«La plupart de ce que nous comprenons dans le discours public ne réside pas dans les mots eux-mêmes, mais dans la compréhension non consciente que nous apportons aux mots». Cette phrase d’un linguiste américain, George Lakoff, permet d’appréhender les ressorts manipulés dans la guerre des mots qui cherche à façonner l’opinion, fait rage contre Israël et pour laquelle le terme de propagande n’est qu’un vernis superficiel.
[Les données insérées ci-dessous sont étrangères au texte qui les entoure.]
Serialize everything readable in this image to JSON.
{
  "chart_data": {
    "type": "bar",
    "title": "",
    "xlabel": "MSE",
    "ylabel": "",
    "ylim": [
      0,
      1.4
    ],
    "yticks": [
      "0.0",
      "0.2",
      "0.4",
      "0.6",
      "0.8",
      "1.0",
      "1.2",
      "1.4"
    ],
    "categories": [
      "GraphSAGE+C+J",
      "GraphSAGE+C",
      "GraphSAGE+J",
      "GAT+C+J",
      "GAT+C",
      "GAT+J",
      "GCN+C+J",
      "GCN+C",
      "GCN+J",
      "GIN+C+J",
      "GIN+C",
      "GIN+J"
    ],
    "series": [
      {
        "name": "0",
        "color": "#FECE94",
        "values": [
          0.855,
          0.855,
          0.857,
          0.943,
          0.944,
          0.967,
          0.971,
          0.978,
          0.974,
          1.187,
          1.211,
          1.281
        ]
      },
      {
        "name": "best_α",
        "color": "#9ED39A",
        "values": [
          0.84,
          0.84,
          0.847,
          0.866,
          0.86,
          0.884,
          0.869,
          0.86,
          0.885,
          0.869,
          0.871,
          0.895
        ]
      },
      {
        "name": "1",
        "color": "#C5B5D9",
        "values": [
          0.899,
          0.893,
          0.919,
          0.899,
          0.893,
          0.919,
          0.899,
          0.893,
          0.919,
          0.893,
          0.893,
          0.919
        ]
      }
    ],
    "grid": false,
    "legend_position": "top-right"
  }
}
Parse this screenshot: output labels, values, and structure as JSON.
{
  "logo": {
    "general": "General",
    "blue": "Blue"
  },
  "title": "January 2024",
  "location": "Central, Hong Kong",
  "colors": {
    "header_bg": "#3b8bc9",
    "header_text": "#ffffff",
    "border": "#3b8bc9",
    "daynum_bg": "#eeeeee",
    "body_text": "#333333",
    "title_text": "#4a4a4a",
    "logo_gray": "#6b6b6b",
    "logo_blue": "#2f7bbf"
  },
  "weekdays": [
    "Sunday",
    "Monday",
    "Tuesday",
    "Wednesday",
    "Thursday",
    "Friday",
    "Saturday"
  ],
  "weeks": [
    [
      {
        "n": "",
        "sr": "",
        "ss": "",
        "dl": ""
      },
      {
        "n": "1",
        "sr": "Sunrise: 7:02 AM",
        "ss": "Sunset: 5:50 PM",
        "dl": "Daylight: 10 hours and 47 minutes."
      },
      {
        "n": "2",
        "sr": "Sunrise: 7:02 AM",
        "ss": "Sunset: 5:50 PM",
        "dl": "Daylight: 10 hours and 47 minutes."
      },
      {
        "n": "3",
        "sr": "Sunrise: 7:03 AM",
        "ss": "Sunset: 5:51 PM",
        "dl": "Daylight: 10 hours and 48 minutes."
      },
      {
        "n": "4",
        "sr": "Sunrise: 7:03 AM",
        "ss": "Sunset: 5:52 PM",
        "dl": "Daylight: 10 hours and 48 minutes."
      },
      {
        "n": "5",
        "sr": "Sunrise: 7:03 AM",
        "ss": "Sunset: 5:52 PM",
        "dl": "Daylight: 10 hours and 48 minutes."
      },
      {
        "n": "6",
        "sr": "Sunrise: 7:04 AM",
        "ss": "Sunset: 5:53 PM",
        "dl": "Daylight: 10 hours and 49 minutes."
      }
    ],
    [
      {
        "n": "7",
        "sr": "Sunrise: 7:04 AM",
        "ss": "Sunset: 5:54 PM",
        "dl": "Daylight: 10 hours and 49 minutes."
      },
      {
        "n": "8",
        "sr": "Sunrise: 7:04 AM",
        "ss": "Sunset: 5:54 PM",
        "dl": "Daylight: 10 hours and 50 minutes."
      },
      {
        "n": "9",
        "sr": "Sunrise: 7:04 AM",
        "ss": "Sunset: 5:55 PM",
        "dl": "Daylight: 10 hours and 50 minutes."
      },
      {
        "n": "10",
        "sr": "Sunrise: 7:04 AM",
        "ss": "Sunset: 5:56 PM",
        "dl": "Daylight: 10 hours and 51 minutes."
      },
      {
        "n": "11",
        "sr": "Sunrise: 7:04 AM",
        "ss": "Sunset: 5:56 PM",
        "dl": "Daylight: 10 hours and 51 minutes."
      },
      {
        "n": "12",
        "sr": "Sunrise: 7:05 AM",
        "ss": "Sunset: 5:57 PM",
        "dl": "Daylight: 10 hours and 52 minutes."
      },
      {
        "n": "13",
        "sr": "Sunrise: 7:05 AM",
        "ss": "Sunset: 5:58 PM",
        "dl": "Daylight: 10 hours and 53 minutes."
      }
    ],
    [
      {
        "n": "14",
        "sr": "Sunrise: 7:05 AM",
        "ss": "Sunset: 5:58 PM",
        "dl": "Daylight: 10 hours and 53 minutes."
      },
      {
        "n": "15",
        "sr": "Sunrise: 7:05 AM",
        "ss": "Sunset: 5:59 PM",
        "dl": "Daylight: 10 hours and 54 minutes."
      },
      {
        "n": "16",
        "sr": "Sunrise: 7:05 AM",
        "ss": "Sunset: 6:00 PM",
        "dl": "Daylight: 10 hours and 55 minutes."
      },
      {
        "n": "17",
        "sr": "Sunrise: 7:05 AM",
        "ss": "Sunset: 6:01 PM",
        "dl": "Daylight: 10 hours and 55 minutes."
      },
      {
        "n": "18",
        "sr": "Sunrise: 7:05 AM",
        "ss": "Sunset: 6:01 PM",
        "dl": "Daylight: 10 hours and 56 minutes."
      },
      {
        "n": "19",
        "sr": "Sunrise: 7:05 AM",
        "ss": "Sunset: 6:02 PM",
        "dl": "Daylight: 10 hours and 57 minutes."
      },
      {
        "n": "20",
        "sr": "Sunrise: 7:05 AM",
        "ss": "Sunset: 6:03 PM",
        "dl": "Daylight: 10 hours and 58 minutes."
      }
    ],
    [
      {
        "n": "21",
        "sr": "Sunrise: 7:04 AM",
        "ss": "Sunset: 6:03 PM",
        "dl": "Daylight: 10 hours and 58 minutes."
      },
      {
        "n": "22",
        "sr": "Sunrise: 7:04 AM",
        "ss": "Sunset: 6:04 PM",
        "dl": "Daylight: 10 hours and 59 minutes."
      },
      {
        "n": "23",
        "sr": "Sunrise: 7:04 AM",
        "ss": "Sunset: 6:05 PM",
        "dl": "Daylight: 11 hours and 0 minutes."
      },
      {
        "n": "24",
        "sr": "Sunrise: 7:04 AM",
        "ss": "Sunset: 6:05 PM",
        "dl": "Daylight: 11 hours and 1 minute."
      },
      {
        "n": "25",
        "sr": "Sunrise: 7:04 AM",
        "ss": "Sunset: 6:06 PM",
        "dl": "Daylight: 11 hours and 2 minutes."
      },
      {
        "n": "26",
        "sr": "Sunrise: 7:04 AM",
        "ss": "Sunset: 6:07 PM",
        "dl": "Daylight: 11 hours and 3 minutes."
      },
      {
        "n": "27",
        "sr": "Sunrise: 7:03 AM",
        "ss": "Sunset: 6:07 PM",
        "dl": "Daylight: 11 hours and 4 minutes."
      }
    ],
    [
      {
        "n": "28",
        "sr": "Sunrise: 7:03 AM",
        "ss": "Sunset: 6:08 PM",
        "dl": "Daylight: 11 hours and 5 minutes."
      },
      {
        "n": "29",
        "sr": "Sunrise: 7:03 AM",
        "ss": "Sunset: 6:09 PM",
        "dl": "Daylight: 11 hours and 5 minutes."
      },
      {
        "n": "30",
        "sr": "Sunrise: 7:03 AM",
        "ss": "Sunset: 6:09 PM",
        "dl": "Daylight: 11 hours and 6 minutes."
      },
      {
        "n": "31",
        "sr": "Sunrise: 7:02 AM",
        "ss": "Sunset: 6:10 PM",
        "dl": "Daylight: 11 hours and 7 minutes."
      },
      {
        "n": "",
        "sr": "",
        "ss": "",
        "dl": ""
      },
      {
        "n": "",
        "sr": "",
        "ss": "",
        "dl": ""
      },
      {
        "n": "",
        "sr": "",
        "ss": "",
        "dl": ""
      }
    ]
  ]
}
De fait, prétend Lakoff, le sens que nous donnons au monde qui nous entoure ne provient pas d’un affadissement d’idées transcendantes dont nous chercherions, comme le veut la tradition platonicienne, à retrouver la pureté première, mais d’un bricolage subjectif fondé sur notre bagage de sensations et e’expériences et incarné dans des métaphores conceptuelles.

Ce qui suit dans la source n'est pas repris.